There was a depth in the voice of the speaker, a supernatural calmness in the tones, and so great a confidence in the support of the mighty ally implored, that the words went to every heart. It was impossible that Nature should not be powerful within, but a high and exciting enthusiasm began to lift the people far above its influence. Thus awakened by an appeal to feelings that had never slumbered, and stimulated by all the moving interests of life, the men of the valley poured out of the temple in defence of person and fire-side, and, as they believed, of religion and of God.
There was pressing necessity, not only for this zeal, but for all the physical energies of the stoutest of their numbers. The spectacle that met the view, on issuing into the open air, was one that might have appalled the hearts of warriors more practised, and have paralyzed the efforts of men less susceptible to the impressions of a religious excitement.
Dark forms were leaping through the fields, on the hill-sides; and all adown the slopes that conducted to the valley, armed savages were seen pouring madly forward, on their path of destruction and vengeance. Behind them, the brand and the knife had been already used; for the log tenement, the stacks and the out-buildings of Reuben Ring, and of several others who dwelt in the skirts of the settlement, were sending forth clouds of murky smoke, in which forked and angry flames were already flashing fiercely. But danger most pressed still nearer. A long line of fierce warriors was even in the meadows; and in no direction could the eye be turned, that it did not meet with the appalling proof that the village was completely surrounded by an overwhelming superiority of force.
"To the garrison!" shouted some of the foremost of those who first saw the nature and imminency of the danger, pressing forward themselves in the direction of the fortified house. "To the garrison, or we are lost!"
"Hold!" exclaimed that voice which was so strange to the ears of most of those who heard it, but which spoke in a manner that by its compass and firmness commanded obedience. "With this mad disorder, we are truly lost! Let Captain Content Heathcote come to my councils."
Notwithstanding the tumult and confusion which had now in truth begun to rage fearfully around him, the quiet and self-restrained individual to whom the legal and perhaps moral right to command belonged, had lost none of his customary composure. It was plain, by the look of powerful amazement with which he had at first regarded the stranger, on his sudden interruption of the service, and by the glances of secret intelligence and of recognition they exchanged, that they had met before. But this was no time for greetings or explanations, nor was that a scene in which to waste the precious moments in useless contests about opinions.
"I am here," said he who was thus called for; "ready to lead whither thy prudence and experience shall point the way."
"Speak to the people, and separate the combatants in three bodies of equal strength. One shall press forward to the meadows, and beat back the savage, ere he encircle the palisadoed house; the second shall proceed with the feeble and tender, in their flight to its covers; and with the third--but thou knowest that which I would do with the third Hasten, or we lose all by tardiness."
It was perhaps fortunate that orders so necessary and so urgent were given to one little accustomed to superfluity of speech. Without offering either commendation or dissent, Content obeyed. Accustomed to his authority, and conscious of the critical situation of all that was dear, the men of the village yielded an obedience more prompt and effective than it is usual to meet in soldiers who are not familiar with habits of discipline. The fighting men were quickly separated in three bodies, consisting of rather more than a score of combatants in each. One, commanded by Eben Dudley, advanced at quick time towards the meadows in the rear of the fortress, that the whooping body of savages, who were already threatening to cut off the retreat of the women and children, should be checked; while another departed in a nearly opposite direction, taking the street of the hamlet, for the purpose of meeting those who advanced by the southern entrance of the valley. The third and last of these small but devoted bodies, remained stationary, in attendance for more definite orders.
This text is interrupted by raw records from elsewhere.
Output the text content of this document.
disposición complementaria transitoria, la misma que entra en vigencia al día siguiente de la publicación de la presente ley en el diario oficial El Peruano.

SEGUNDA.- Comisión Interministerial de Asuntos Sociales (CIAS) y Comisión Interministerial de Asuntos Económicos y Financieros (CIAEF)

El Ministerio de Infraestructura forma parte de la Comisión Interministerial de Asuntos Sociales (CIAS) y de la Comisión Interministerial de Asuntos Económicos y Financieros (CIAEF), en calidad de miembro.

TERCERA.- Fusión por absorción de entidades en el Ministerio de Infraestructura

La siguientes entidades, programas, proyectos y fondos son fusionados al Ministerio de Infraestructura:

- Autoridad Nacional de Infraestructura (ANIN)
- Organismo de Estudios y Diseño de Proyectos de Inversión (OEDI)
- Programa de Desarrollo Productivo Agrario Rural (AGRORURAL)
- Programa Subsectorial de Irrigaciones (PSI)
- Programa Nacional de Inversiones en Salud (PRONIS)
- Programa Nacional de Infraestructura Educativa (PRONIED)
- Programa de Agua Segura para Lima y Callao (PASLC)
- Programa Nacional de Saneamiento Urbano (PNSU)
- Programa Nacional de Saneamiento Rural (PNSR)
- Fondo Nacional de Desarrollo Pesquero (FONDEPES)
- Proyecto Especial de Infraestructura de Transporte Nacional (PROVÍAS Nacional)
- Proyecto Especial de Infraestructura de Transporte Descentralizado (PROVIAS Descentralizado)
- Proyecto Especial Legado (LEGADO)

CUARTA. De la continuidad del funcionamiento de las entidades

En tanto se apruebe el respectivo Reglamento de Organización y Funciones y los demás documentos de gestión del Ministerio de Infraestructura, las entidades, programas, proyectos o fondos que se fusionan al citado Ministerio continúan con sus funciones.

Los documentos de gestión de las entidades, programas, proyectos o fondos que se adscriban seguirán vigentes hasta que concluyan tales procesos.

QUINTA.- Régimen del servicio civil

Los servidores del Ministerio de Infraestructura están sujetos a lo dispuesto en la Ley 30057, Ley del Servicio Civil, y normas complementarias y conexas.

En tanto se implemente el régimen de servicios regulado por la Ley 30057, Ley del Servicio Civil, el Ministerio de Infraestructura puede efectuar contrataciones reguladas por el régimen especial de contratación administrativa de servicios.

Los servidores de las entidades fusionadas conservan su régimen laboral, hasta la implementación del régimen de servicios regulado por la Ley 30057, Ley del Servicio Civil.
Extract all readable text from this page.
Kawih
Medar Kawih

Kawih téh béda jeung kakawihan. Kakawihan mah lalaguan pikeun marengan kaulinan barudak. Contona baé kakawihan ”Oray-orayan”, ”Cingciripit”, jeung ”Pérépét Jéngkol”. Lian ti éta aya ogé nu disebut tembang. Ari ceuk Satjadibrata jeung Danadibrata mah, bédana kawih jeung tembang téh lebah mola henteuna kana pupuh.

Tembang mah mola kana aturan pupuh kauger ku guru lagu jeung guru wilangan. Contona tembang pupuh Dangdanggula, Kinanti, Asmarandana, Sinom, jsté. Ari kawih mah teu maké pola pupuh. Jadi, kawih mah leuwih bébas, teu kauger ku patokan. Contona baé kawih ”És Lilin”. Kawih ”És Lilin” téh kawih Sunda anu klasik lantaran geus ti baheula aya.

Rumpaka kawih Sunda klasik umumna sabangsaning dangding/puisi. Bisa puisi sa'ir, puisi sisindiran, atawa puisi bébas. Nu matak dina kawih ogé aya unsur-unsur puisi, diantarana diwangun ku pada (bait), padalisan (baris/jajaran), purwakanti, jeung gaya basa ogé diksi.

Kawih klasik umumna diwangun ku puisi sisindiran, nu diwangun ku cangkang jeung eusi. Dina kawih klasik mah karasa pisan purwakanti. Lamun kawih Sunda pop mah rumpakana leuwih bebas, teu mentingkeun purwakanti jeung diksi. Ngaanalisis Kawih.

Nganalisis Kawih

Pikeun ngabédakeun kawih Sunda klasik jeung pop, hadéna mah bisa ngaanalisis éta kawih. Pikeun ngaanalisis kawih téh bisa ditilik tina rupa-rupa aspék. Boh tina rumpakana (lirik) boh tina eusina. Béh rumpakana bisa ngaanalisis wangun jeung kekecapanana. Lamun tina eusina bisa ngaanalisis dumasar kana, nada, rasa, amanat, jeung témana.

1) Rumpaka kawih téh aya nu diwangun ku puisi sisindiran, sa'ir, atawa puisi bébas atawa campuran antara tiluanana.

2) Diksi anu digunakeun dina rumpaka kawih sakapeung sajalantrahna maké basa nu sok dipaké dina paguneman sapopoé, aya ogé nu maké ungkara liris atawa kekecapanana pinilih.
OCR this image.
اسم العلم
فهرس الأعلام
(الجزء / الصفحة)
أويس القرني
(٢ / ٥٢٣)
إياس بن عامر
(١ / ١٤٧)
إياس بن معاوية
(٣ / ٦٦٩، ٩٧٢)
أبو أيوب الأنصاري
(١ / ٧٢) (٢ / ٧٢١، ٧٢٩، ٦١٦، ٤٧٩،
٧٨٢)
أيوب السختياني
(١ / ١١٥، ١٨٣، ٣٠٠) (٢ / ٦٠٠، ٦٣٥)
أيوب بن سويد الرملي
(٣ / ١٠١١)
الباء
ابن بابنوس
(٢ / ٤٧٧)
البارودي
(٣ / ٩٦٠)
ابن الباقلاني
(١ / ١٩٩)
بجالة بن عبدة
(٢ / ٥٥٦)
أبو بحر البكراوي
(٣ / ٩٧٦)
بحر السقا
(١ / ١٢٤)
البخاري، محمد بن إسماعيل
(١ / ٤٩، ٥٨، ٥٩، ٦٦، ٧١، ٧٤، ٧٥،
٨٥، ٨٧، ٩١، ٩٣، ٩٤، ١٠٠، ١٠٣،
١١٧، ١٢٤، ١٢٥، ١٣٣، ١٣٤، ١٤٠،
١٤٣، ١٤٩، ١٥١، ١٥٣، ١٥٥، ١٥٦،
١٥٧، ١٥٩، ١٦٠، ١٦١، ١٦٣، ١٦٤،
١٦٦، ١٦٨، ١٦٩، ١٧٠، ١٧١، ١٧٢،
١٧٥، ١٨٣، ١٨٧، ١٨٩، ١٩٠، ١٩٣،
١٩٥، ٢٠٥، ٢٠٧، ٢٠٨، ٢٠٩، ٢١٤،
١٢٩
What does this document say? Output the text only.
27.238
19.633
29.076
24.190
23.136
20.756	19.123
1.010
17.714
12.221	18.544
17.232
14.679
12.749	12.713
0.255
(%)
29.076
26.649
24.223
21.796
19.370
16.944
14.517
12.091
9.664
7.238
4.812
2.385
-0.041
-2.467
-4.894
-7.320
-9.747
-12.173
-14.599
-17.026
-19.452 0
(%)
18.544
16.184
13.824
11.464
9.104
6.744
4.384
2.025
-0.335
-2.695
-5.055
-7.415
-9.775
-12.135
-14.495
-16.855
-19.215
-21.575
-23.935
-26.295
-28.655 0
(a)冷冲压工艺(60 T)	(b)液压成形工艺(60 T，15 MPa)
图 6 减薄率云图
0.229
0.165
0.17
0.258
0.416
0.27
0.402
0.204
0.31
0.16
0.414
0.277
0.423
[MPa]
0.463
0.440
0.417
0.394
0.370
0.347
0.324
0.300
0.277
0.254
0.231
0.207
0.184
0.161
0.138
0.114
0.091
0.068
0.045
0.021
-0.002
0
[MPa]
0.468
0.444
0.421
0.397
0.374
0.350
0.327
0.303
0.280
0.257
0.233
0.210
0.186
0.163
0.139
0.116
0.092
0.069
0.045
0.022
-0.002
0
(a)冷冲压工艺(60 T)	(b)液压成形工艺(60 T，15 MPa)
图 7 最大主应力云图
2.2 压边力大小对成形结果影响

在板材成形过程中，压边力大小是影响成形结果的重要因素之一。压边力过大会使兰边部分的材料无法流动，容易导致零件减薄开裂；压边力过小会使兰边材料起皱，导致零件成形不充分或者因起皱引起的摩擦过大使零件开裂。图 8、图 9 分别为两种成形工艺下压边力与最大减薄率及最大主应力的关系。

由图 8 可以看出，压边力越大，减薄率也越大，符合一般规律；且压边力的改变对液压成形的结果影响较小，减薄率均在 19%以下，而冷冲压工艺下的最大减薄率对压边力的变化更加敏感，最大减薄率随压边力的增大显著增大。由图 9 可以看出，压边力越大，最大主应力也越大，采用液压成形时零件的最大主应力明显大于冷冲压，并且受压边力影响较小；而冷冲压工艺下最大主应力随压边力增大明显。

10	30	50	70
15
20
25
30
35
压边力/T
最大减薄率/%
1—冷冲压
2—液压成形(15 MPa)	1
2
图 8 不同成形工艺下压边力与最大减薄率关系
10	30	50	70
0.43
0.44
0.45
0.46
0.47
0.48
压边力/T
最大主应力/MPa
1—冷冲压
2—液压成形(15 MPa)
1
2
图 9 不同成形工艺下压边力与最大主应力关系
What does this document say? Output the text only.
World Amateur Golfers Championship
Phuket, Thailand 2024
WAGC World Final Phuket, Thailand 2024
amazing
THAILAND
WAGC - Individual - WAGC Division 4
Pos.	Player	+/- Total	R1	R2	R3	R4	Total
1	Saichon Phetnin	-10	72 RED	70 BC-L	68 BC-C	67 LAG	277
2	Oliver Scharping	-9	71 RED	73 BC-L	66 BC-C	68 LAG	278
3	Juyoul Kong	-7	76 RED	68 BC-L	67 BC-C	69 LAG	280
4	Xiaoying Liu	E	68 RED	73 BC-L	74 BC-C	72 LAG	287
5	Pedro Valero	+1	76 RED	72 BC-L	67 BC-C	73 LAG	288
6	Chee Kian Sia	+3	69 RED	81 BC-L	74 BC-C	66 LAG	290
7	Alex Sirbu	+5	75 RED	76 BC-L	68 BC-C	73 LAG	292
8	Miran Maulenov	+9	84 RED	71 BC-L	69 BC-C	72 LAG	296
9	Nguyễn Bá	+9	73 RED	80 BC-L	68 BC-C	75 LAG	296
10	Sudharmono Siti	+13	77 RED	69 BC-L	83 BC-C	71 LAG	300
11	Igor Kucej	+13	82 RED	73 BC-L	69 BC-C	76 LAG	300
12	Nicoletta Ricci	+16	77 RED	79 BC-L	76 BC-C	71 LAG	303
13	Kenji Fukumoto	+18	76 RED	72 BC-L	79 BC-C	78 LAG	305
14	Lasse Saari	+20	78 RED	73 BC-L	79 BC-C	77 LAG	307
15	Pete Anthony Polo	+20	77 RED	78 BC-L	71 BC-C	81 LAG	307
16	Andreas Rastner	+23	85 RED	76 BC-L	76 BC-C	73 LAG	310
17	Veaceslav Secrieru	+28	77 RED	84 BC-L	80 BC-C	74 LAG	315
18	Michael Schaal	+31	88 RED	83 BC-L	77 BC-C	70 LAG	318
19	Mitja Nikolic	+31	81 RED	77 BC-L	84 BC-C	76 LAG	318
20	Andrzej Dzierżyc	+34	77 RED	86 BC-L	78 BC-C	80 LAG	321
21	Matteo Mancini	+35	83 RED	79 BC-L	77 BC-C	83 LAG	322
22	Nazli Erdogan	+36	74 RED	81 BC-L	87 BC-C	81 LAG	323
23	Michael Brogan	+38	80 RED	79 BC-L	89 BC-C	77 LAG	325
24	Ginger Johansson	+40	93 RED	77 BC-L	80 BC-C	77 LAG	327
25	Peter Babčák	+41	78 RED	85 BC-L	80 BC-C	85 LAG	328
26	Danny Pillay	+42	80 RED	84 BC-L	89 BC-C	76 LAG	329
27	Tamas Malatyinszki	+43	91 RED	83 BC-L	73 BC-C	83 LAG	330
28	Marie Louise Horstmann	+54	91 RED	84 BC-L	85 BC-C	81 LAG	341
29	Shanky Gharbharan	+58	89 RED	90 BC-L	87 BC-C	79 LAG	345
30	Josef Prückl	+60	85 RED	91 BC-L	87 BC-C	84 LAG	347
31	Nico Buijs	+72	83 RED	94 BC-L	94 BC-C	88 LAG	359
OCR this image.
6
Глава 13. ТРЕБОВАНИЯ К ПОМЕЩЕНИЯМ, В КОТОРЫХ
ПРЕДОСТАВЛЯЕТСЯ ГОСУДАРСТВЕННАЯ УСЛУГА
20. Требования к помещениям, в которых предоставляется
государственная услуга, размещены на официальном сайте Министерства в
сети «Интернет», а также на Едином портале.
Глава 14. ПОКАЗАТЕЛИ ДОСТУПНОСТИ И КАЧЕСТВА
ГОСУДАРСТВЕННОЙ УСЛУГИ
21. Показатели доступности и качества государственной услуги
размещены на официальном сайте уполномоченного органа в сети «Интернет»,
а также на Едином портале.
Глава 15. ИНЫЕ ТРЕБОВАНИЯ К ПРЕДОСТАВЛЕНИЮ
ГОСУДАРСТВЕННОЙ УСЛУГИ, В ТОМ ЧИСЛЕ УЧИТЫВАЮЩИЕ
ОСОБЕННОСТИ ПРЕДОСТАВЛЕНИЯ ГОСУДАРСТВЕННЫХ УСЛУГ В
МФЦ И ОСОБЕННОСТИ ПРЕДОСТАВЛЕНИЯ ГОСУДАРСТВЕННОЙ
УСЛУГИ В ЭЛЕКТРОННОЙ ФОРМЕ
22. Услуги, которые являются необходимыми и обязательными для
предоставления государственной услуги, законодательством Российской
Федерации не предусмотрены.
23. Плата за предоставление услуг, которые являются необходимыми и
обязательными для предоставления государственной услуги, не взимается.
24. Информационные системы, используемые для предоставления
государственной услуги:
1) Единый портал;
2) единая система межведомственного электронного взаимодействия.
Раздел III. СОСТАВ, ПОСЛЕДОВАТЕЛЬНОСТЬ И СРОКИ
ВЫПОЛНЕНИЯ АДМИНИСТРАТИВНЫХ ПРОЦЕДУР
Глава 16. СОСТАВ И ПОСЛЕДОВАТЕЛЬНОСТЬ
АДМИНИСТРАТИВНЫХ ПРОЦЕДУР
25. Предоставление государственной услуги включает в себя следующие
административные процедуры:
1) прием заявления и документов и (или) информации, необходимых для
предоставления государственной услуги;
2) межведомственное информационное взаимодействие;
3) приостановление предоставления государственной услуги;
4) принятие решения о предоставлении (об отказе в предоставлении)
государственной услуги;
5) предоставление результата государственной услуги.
At the moment when the first of these little divisions of force was ready to move, the divine appeared in its front, with an air in which spiritual reliance on the purposes of Providence, and some show of temporal determination, were singularly united. In one hand he bore a Bible, which he raised on high as the sacred standard of his followers, and in the other he brandished a short broadsword, in a manner that proved there might be danger in encountering its blade. The volume was open, and at brief intervals the divine read, in high and excited voice, such passages as accidentally met his eye, the leaves blowing about in a manner to produce a rather remarkable admixture of doctrine and sentiment. But to these trifling moral incongruities, both the pastor and his parishioners were alike indifferent; their subtle mental exercises having given birth to a tendency of aptly reconciling all seeming discrepancies, as well as of accommodating the most abstruse doctrines to the more familiar interests of life.